Other feedback I often received was that the instrument was hard to grasp for non Kalimba players and that I should provide a layout similar to a keyboard. Since the top PCB was meant to be exchangable, this was really easy to design and I ordered one keyboard layout as well.

I’ll add some more pictures as soon as I assemble this layout and report some test results.

Tonnetz Layout

Another layout that I wanted is the Tonnetz, which was invented by Leonhard Euler in 1739. It is a way to geometrically arrange notes and has some interesting properties. As an example, pressing 3 buttons always results in a perfect chord, and the shape of the pressed buttons determines if it was e.g. a major or a minor chord, or one of many more. With this layout, chords translate into shapes. The only downside, this does not play nicely with the onboard audio generation since it was designed to play two notes at the same time.

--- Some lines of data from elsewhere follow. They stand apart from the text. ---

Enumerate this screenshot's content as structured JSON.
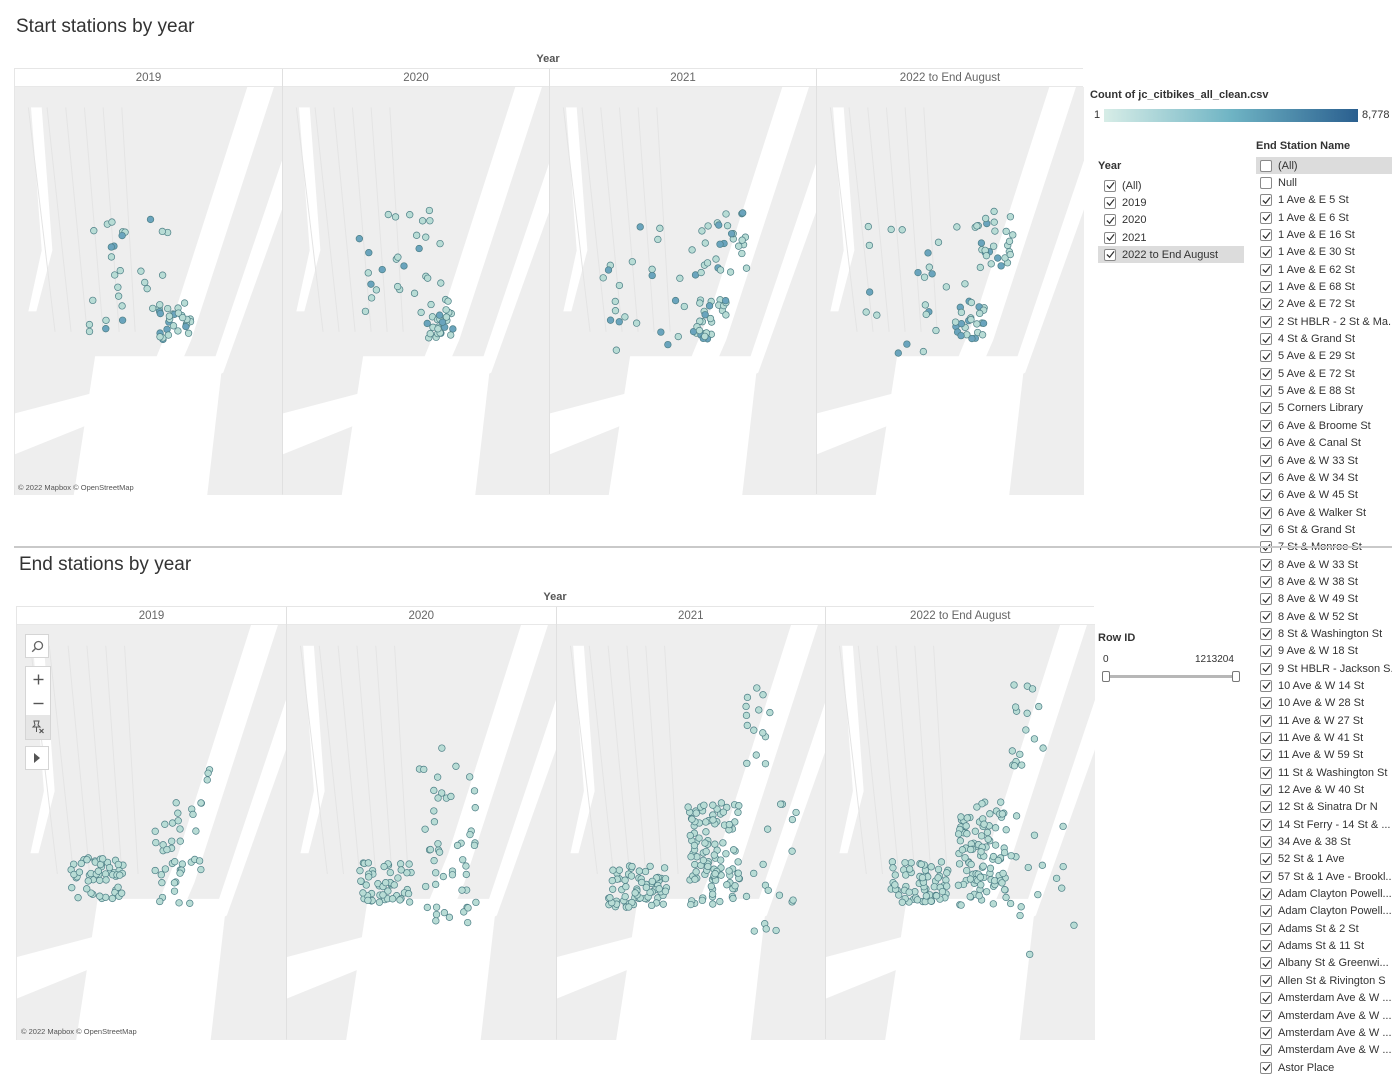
{
  "top": {
    "title": "Start stations by year",
    "year_header": "Year",
    "columns": [
      "2019",
      "2020",
      "2021",
      "2022 to End August"
    ],
    "attribution": "© 2022 Mapbox © OpenStreetMap"
  },
  "bottom": {
    "title": "End stations by year",
    "year_header": "Year",
    "columns": [
      "2019",
      "2020",
      "2021",
      "2022 to End August"
    ],
    "attribution": "© 2022 Mapbox © OpenStreetMap"
  },
  "legend": {
    "title": "Count of jc_citbikes_all_clean.csv",
    "min": "1",
    "max": "8,778",
    "colors": [
      "#d7ede7",
      "#6fb4c4",
      "#2a5f8f"
    ]
  },
  "year_filter": {
    "title": "Year",
    "items": [
      {
        "label": "(All)",
        "checked": true,
        "selected": false
      },
      {
        "label": "2019",
        "checked": true,
        "selected": false
      },
      {
        "label": "2020",
        "checked": true,
        "selected": false
      },
      {
        "label": "2021",
        "checked": true,
        "selected": false
      },
      {
        "label": "2022 to End August",
        "checked": true,
        "selected": true
      }
    ]
  },
  "row_id": {
    "title": "Row ID",
    "min": "0",
    "max": "1213204"
  },
  "end_station_filter": {
    "title": "End Station Name",
    "items": [
      {
        "label": "(All)",
        "checked": false,
        "selected": true
      },
      {
        "label": "Null",
        "checked": false,
        "selected": false
      },
      {
        "label": "1 Ave & E 5 St",
        "checked": true
      },
      {
        "label": "1 Ave & E 6 St",
        "checked": true
      },
      {
        "label": "1 Ave & E 16 St",
        "checked": true
      },
      {
        "label": "1 Ave & E 30 St",
        "checked": true
      },
      {
        "label": "1 Ave & E 62 St",
        "checked": true
      },
      {
        "label": "1 Ave & E 68 St",
        "checked": true
      },
      {
        "label": "2 Ave & E 72 St",
        "checked": true
      },
      {
        "label": "2 St HBLR - 2 St & Ma...",
        "checked": true
      },
      {
        "label": "4 St & Grand St",
        "checked": true
      },
      {
        "label": "5 Ave & E 29 St",
        "checked": true
      },
      {
        "label": "5 Ave & E 72 St",
        "checked": true
      },
      {
        "label": "5 Ave & E 88 St",
        "checked": true
      },
      {
        "label": "5 Corners Library",
        "checked": true
      },
      {
        "label": "6 Ave & Broome St",
        "checked": true
      },
      {
        "label": "6 Ave & Canal St",
        "checked": true
      },
      {
        "label": "6 Ave & W 33 St",
        "checked": true
      },
      {
        "label": "6 Ave & W 34 St",
        "checked": true
      },
      {
        "label": "6 Ave & W 45 St",
        "checked": true
      },
      {
        "label": "6 Ave & Walker St",
        "checked": true
      },
      {
        "label": "6 St & Grand St",
        "checked": true
      },
      {
        "label": "7 St & Monroe St",
        "checked": true
      },
      {
        "label": "8 Ave & W 33 St",
        "checked": true
      },
      {
        "label": "8 Ave & W 38 St",
        "checked": true
      },
      {
        "label": "8 Ave & W 49 St",
        "checked": true
      },
      {
        "label": "8 Ave & W 52 St",
        "checked": true
      },
      {
        "label": "8 St & Washington St",
        "checked": true
      },
      {
        "label": "9 Ave & W 18 St",
        "checked": true
      },
      {
        "label": "9 St HBLR - Jackson S...",
        "checked": true
      },
      {
        "label": "10 Ave & W 14 St",
        "checked": true
      },
      {
        "label": "10 Ave & W 28 St",
        "checked": true
      },
      {
        "label": "11 Ave & W 27 St",
        "checked": true
      },
      {
        "label": "11 Ave & W 41 St",
        "checked": true
      },
      {
        "label": "11 Ave & W 59 St",
        "checked": true
      },
      {
        "label": "11 St & Washington St",
        "checked": true
      },
      {
        "label": "12 Ave & W 40 St",
        "checked": true
      },
      {
        "label": "12 St & Sinatra Dr N",
        "checked": true
      },
      {
        "label": "14 St Ferry - 14 St & ...",
        "checked": true
      },
      {
        "label": "34 Ave & 38 St",
        "checked": true
      },
      {
        "label": "52 St & 1 Ave",
        "checked": true
      },
      {
        "label": "57 St & 1 Ave - Brookl...",
        "checked": true
      },
      {
        "label": "Adam Clayton Powell...",
        "checked": true
      },
      {
        "label": "Adam Clayton Powell...",
        "checked": true
      },
      {
        "label": "Adams St & 2 St",
        "checked": true
      },
      {
        "label": "Adams St & 11 St",
        "checked": true
      },
      {
        "label": "Albany St & Greenwi...",
        "checked": true
      },
      {
        "label": "Allen St & Rivington S",
        "checked": true
      },
      {
        "label": "Amsterdam Ave & W ...",
        "checked": true
      },
      {
        "label": "Amsterdam Ave & W ...",
        "checked": true
      },
      {
        "label": "Amsterdam Ave & W ...",
        "checked": true
      },
      {
        "label": "Amsterdam Ave & W ...",
        "checked": true
      },
      {
        "label": "Astor Place",
        "checked": true
      }
    ]
  },
  "map_tools": [
    "search-icon",
    "zoom-in-icon",
    "zoom-out-icon",
    "pin-reset-icon",
    "expand-arrow-icon"
  ],
  "map_colors": {
    "land": "#eeeeee",
    "water": "#ffffff",
    "dot_fill": "#b8dcd5",
    "dot_stroke": "#4d7f86"
  }
}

I’ll later add some more pictures of the assembled Tonnetz layout and test results of this top PCB as well.

More Top Layouts

I have even more ideas for top layouts, but this project drags on already and I want to start something new, but maybe I’ll come back to the top layouts sometime and create one of these ideas:

Dual grid layout: Per channel 5 x 5 buttons, the channels arranged left and right
Circular layout: Similar to Tonnetz, notes can be arranged in circles
Harmonica layout: When grabbed from behind, the Instrument could be played like a harmonica
Trumpet layout: Similar to the harmonica layout, a Trumpet layout could be fun to play around with

Many more layouts are possible. Only rule, the SMD pin headers and the PCB outlines cannot be changed. For the rest, possibilities are endless.

Conclusion

This project evolved from a weekend project to my probably most ambitious endeavour so far. With a total of 8 months of work, enormous breadboard setups, 8 custom PCBs that I developed, ordered, soldered and tested, a huge codebase almost using up all of the program memory of my ESP32 and many hard to overcome challenges, I am proud to say that I build something cool. Almost every person that I showed this project so far was impressed. I got good feedback from nerds, musicians and children!